The US and world economies are drifting inexorably into the next recession owing to the deflationary collapse of commodities, capital spending and world trade. These are the inevitable “morning after” consequence of the 20-year global credit binge which has now reached its apogee.

The apparent global boom during that period was actually a central bank driven excursion into the false economics of household borrowing to inflate consumption in the DM economies; and frenzied, uneconomic investing to inflate GDP in China and the EM.

The common denominator was falsification of financial prices. By destroying honest price discovery in the financial markets, the world’s convoy of money-printing central banks led by the Fed elicited a huge excess of financialization relative to economic output.

The central manifestation of that was $185 trillion of debt growth during the past two decades——a stupendous explosion of credit which amounted to 3.7X the expansion of global GDP.

And even that ratio is an understatement. That’s because measured GDP has been artificially bloated by the monumental worldwide malinvestment and excess capacity arising from the credit bubble. That is, phony “growth” which under the laws of economics will be liquidated in due course.

Global Debt and GDP- 1994 and 2014

 

But you wouldn’t have known that the global economy is about to hit the skids from Monday’s action. Bernanke kicked off the day in a Wall Street Journal op ed taking a bow for “saving the world”.

Then the stock market completed a rally from Friday’s post-NFP low, which amounted to 84 points (4.5%) on the S&P 500 during a seven-hour span of trading.  That was even less time to “mission accomplished” than last October’s three-day Bullard Rip.

So here we are again circling the 2000 mark on the S&P 500—a level first crossed 440 days ago. Undoubtedly, the casino is knee-jerking upward because Goldman has already made an unsecret audible call, instructing the Fed to substantially defer lift-off well into next year.
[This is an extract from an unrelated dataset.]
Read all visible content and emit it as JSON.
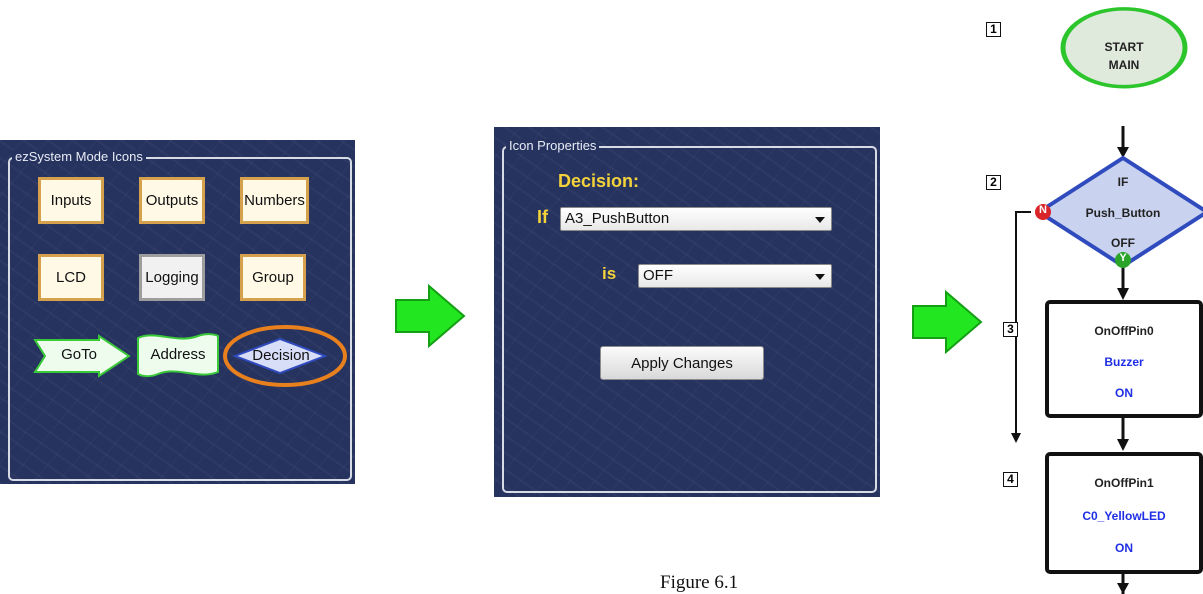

As its New York based chief economist and B-Dud doppelganger, Jans Hatzius, informed clients:

“……..a slowdown in output and employment may justify the Fed keeping the near-zero rate policy for much longer, well into 2016 or potentially even beyond………Further bad news on output and employment could potentially result in quite a large shift in the monetary policy outlook.”

^SPX Chart

 

^SPX data by YCharts

That Goldman Sachs is peddling the lunacy of potentially 100 straight months of zero money market rates is not surprising. There is no greater gift to the gamblers who comprise its clientele than free money for their carry-trades—-and especially when accompanied by the absolute certainty that there will be months of forewarning through Goldman’s house organ before the Fed permits even a 25 bps change in the cost of speculation.

Oddly enough, however, the Goldman bull-hug on the Fed is exactly why the casino has become a clear and present danger to the main street economy. To wit, under the Hatzius-Dudley-Wall Street mantra of perpetual ease the Fed has become a serial bubble machine, but the retrograde academics and career apparatchik’s who nominally run it do not have a clue about this destructive modus operandi.

Exhibit number one for that proposition is Bernanke’s self-justifying balderdash printed in today’s WSJ. The kindest thing you can say about it is that now that he is cashing in big time he ought to hire a better qualified intern to write his articles while he’s out flogging his book.

This gem is an embarrassing smattering of banality and bunkum. Above all else it does not give even a passing nod to the fact that the US operates in a tightly integrated global economy and financial system; that the very warp and woof of it have been bloated and distorted by central bank enabled leverage and speculation; and that the central banks of the world are now engaged in a desperate and self-evident scramble to keep the financial bubble they have inflated over two decades from collapsing upon itself.